Он словно расцвел за несколько недель: с радостью принимал участие в празднествах и турнирах, нередко смеялся вместе со сверстниками. Я с удовлетворением говорил себе: ну вот, он жив, он король! Первый этап преодолен! Узнав о смерти Максимилиана, я поспешил в Германию. Теперь предстояло подумать об империи.

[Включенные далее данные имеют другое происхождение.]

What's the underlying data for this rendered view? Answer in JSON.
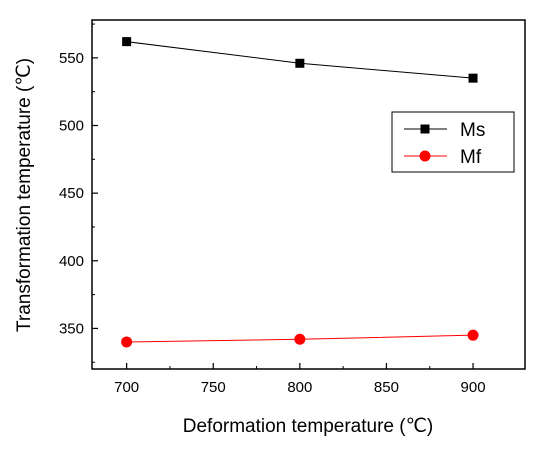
{
  "chart_data": {
    "type": "line",
    "xlabel": "Deformation temperature (℃)",
    "ylabel": "Transformation temperature (℃)",
    "xlim": [
      680,
      930
    ],
    "ylim": [
      320,
      578
    ],
    "x_ticks": [
      700,
      750,
      800,
      850,
      900
    ],
    "y_ticks": [
      350,
      400,
      450,
      500,
      550
    ],
    "x_tick_labels": [
      "700",
      "750",
      "800",
      "850",
      "900"
    ],
    "y_tick_labels": [
      "350",
      "400",
      "450",
      "500",
      "550"
    ],
    "legend_position": "right-middle",
    "grid": false,
    "series": [
      {
        "name": "Ms",
        "marker": "square",
        "color": "#000000",
        "x": [
          700,
          800,
          900
        ],
        "y": [
          562,
          546,
          535
        ]
      },
      {
        "name": "Mf",
        "marker": "circle",
        "color": "#ff0000",
        "x": [
          700,
          800,
          900
        ],
        "y": [
          340,
          342,
          345
        ]
      }
    ]
  }
}
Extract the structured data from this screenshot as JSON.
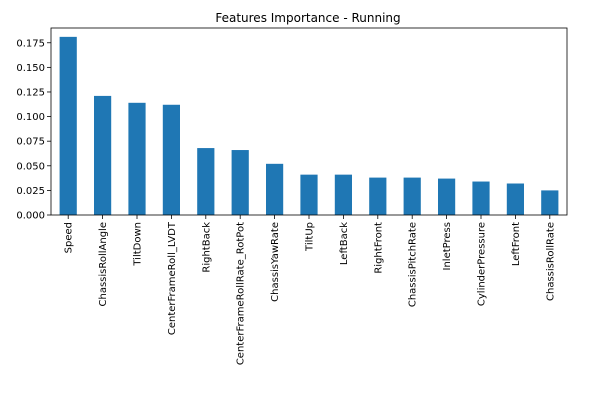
{
  "chart_data": {
    "type": "bar",
    "title": "Features Importance - Running",
    "xlabel": "",
    "ylabel": "",
    "categories": [
      "Speed",
      "ChassisRollAngle",
      "TiltDown",
      "CenterFrameRoll_LVDT",
      "RightBack",
      "CenterFrameRollRate_RotPot",
      "ChassisYawRate",
      "TiltUp",
      "LeftBack",
      "RightFront",
      "ChassisPitchRate",
      "InletPress",
      "CylinderPressure",
      "LeftFront",
      "ChassisRollRate"
    ],
    "values": [
      0.181,
      0.121,
      0.114,
      0.112,
      0.068,
      0.066,
      0.052,
      0.041,
      0.041,
      0.038,
      0.038,
      0.037,
      0.034,
      0.032,
      0.025
    ],
    "ylim": [
      0,
      0.19
    ],
    "yticks": [
      "0.000",
      "0.025",
      "0.050",
      "0.075",
      "0.100",
      "0.125",
      "0.150",
      "0.175"
    ],
    "bar_color": "#1f77b4",
    "grid": false,
    "legend": "none"
  }
}
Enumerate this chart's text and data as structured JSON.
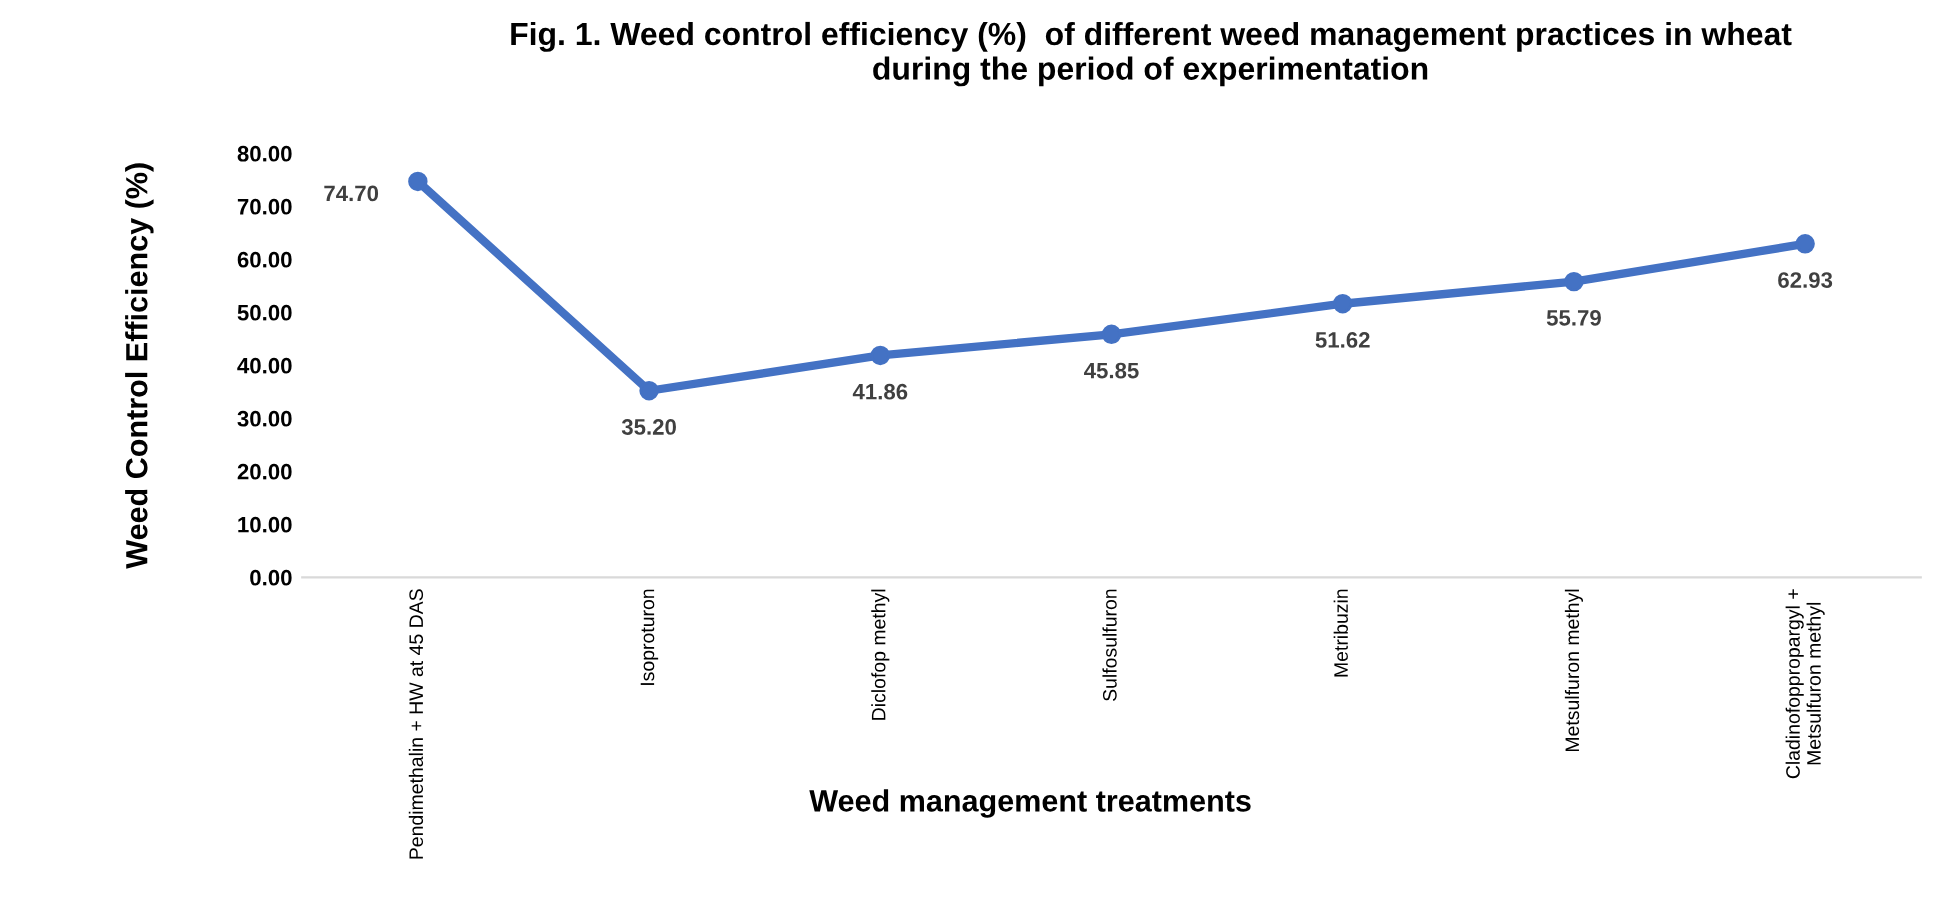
{
  "chart_data": {
    "type": "line",
    "title": "Fig. 1. Weed control efficiency (%)  of different weed management practices in wheat\nduring the period of experimentation",
    "xlabel": "Weed management treatments",
    "ylabel": "Weed Control Efficiency (%)",
    "categories": [
      "Pendimethalin + HW at 45 DAS",
      "Isoproturon",
      "Diclofop methyl",
      "Sulfosulfuron",
      "Metribuzin",
      "Metsulfuron methyl",
      "Cladinofoppropargyl +\nMetsulfuron methyl"
    ],
    "series": [
      {
        "color": "#4472c4",
        "values": [
          74.7,
          35.2,
          41.86,
          45.85,
          51.62,
          55.79,
          62.93
        ],
        "value_labels": [
          "74.70",
          "35.20",
          "41.86",
          "45.85",
          "51.62",
          "55.79",
          "62.93"
        ]
      }
    ],
    "ylim": [
      0,
      80
    ],
    "yticks": [
      {
        "value": 0,
        "label": "0.00"
      },
      {
        "value": 10,
        "label": "10.00"
      },
      {
        "value": 20,
        "label": "20.00"
      },
      {
        "value": 30,
        "label": "30.00"
      },
      {
        "value": 40,
        "label": "40.00"
      },
      {
        "value": 50,
        "label": "50.00"
      },
      {
        "value": 60,
        "label": "60.00"
      },
      {
        "value": 70,
        "label": "70.00"
      },
      {
        "value": 80,
        "label": "80.00"
      }
    ],
    "marker": "circle",
    "line_style": "solid",
    "grid": false,
    "legend": false
  }
}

В последние годы своего правления Максимилиан щедро расточал выборщикам деньги и обещания: он считал, что пять голосов ему обеспечено. Но на следующий день после его кончины, несмотря на розданные им шестьсот тысяч флоринов, выборщики сочли, что торги можно открыть снова. Французский король Франциск Первый вновь вступил в борьбу, предполагая в случае необходимости потратить на приобретение империи три миллиона. Карл был беден, но там, за морями, ему принадлежали золотые прииски, серебряные рудники, плодородные земли. Я отправился к антверпенским банкирам и убедил их подписать переводные векселя под залог наших заморских богатств. Потом я поехал в Аугсбург. Я получил от Фуггеров векселя, которые следовало погасить после выборов, и тотчас разослал к выборщикам гонцов с дарами, потом лично посетил всех по очереди; я побывал в Кёльне, Трире, Майнце. Посланцы Франциска и английского короля Генриха то и дело прибывали с новыми дарами, а выборщики бесстрастно заносили их в реестр. Франциск платил звонкими экю; выборщики из Бранденбурга и Трира, эрцгерцог Кёльнский начали заглатывать наживку. И тут я узнал, что Франциск преподнес эрцгерцогу Майнцскому сто двадцать тысяч флоринов и должность германского легата; в тот же вечер я отправился на встречу с Францем фон Зикингеном, командовавшим армией мощной швабской лиги; я скакал без передышки; время, еще недавно недвижное в глубине синих песочных часов, низвергалось в бездну под копытами моего коня.